The most common reasons buyers look beyond Kaseya BMS are PSA depth and pricing transparency. On depth: BMS covers the standard MSP operational workflow — ticketing, time tracking, flat-rate and time-and-materials billing, project management, QuickBooks and Xero integration — but it is not as deep as ConnectWise Manage or Autotask for complex multi-tier billing, CRM and opportunity management, revenue reporting, or large-catalog integrations.
MSPs that have built sophisticated billing operations or rely on PSA-based CRM workflows for client relationship management will find specific gaps in BMS that those alternatives fill. The more complex the MSP's billing structure, the more likely BMS's savings argument is offset by workflow workaround costs.
On pricing transparency: BMS does not publish standalone pricing, and the bundled inclusion only applies within IT Complete — standalone evaluators cannot benchmark BMS against HaloPSA or Syncro without a sales conversation, which slows down the pre-shortlist comparison process.
Secondary reasons include UI and user experience friction (BMS's interface draws more criticism in MSP community reviews than ConnectWise Manage or HaloPSA from technicians who work in it daily), limited CRM and opportunity management capability (MSPs that want PSA-based sales pipeline tracking will find BMS insufficient for those workflows), and ecosystem dependency (BMS's strongest arguments depend on being a Kaseya VSA customer — MSPs evaluating a PSA without that anchor find BMS less compelling than alternatives that stand on their own PSA merits).

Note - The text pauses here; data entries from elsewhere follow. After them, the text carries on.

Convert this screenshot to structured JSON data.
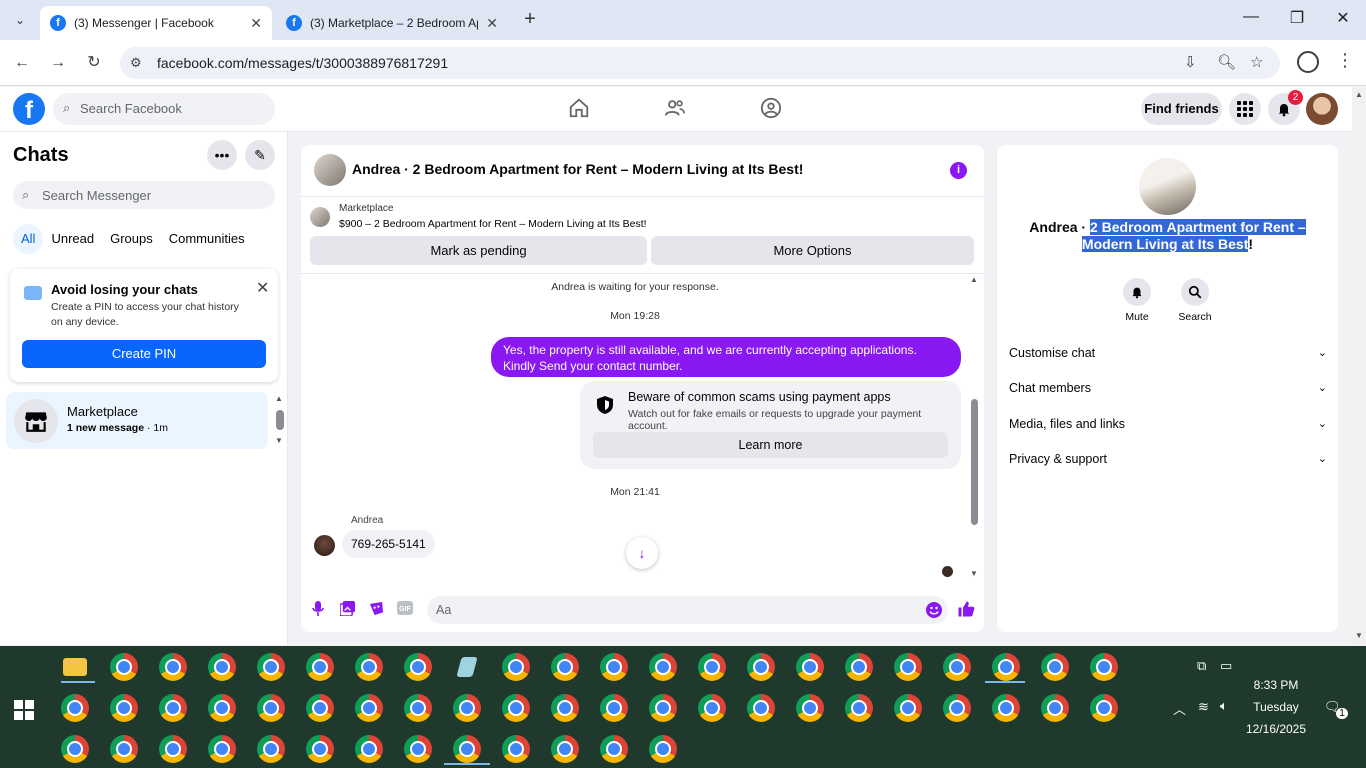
{
  "browser": {
    "tabs": [
      {
        "title": "(3) Messenger | Facebook",
        "active": true
      },
      {
        "title": "(3) Marketplace – 2 Bedroom Ap",
        "active": false
      }
    ],
    "url": "facebook.com/messages/t/3000388976817291"
  },
  "fb_header": {
    "logo": "f",
    "search_placeholder": "Search Facebook",
    "find_friends": "Find friends",
    "notification_count": "2"
  },
  "sidebar": {
    "title": "Chats",
    "search_placeholder": "Search Messenger",
    "filters": [
      "All",
      "Unread",
      "Groups",
      "Communities"
    ],
    "pin_card": {
      "title": "Avoid losing your chats",
      "body": "Create a PIN to access your chat history on any device.",
      "button": "Create PIN"
    },
    "chats": [
      {
        "name": "Marketplace",
        "unread": "1 new message",
        "time": " · 1m"
      }
    ]
  },
  "conversation": {
    "title": "Andrea · 2 Bedroom Apartment for Rent – Modern Living at Its Best!",
    "marketplace": {
      "label": "Marketplace",
      "listing": "$900 – 2 Bedroom Apartment for Rent – Modern Living at Its Best!",
      "mark_pending": "Mark as pending",
      "more_options": "More Options"
    },
    "waiting_text": "Andrea is waiting for your response.",
    "time1": "Mon 19:28",
    "outgoing_message": "Yes, the property is still available, and we are currently accepting applications. Kindly Send your contact number.",
    "warning": {
      "title": "Beware of common scams using payment apps",
      "subtitle": "Watch out for fake emails or requests to upgrade your payment account.",
      "button": "Learn more"
    },
    "time2": "Mon 21:41",
    "incoming_sender": "Andrea",
    "incoming_message": "769-265-5141",
    "composer_placeholder": "Aa"
  },
  "right_panel": {
    "title_plain": "Andrea · ",
    "title_highlight1": "2 Bedroom Apartment for Rent –",
    "title_highlight2": "Modern Living at Its Best",
    "title_tail": "!",
    "actions": [
      "Mute",
      "Search"
    ],
    "sections": [
      "Customise chat",
      "Chat members",
      "Media, files and links",
      "Privacy & support"
    ]
  },
  "taskbar": {
    "time": "8:33 PM",
    "day": "Tuesday",
    "date": "12/16/2025",
    "notifications": "1"
  }
}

None of these gaps make BMS a weak product for its intended use case — they define the situations where a more specialized alternative is a better fit.
Kaseya BMS alternatives should be assessed based on operational fit, not just feature overlap.
The strongest alternative to Kaseya BMS depends on where the current shortlist is too expensive, too narrow, too complex, or too limited for the workflows that matter most. This page is meant to shorten that evaluation process.
The most useful comparison dimensions when evaluating alternatives to Kaseya BMS are: billing complexity (how sophisticated are the MSP's client contract structures and does the alternative handle them without manual workarounds), CRM and opportunity management depth (does the PSA need to handle the sales pipeline and quote-to-contract workflow, or is a separate CRM in use), pricing transparency (can the alternative be benchmarked before a sales conversation, and what does the per-technician rate look like relative to BMS's bundled or standalone price), ecosystem integration (does the alternative integrate with the RMM the MSP is running, and how does that integration quality compare to BMS's native VSA connection), and reporting capability (does the alternative provide the client-facing and internal operational reporting the MSP needs without requiring third-party augmentation).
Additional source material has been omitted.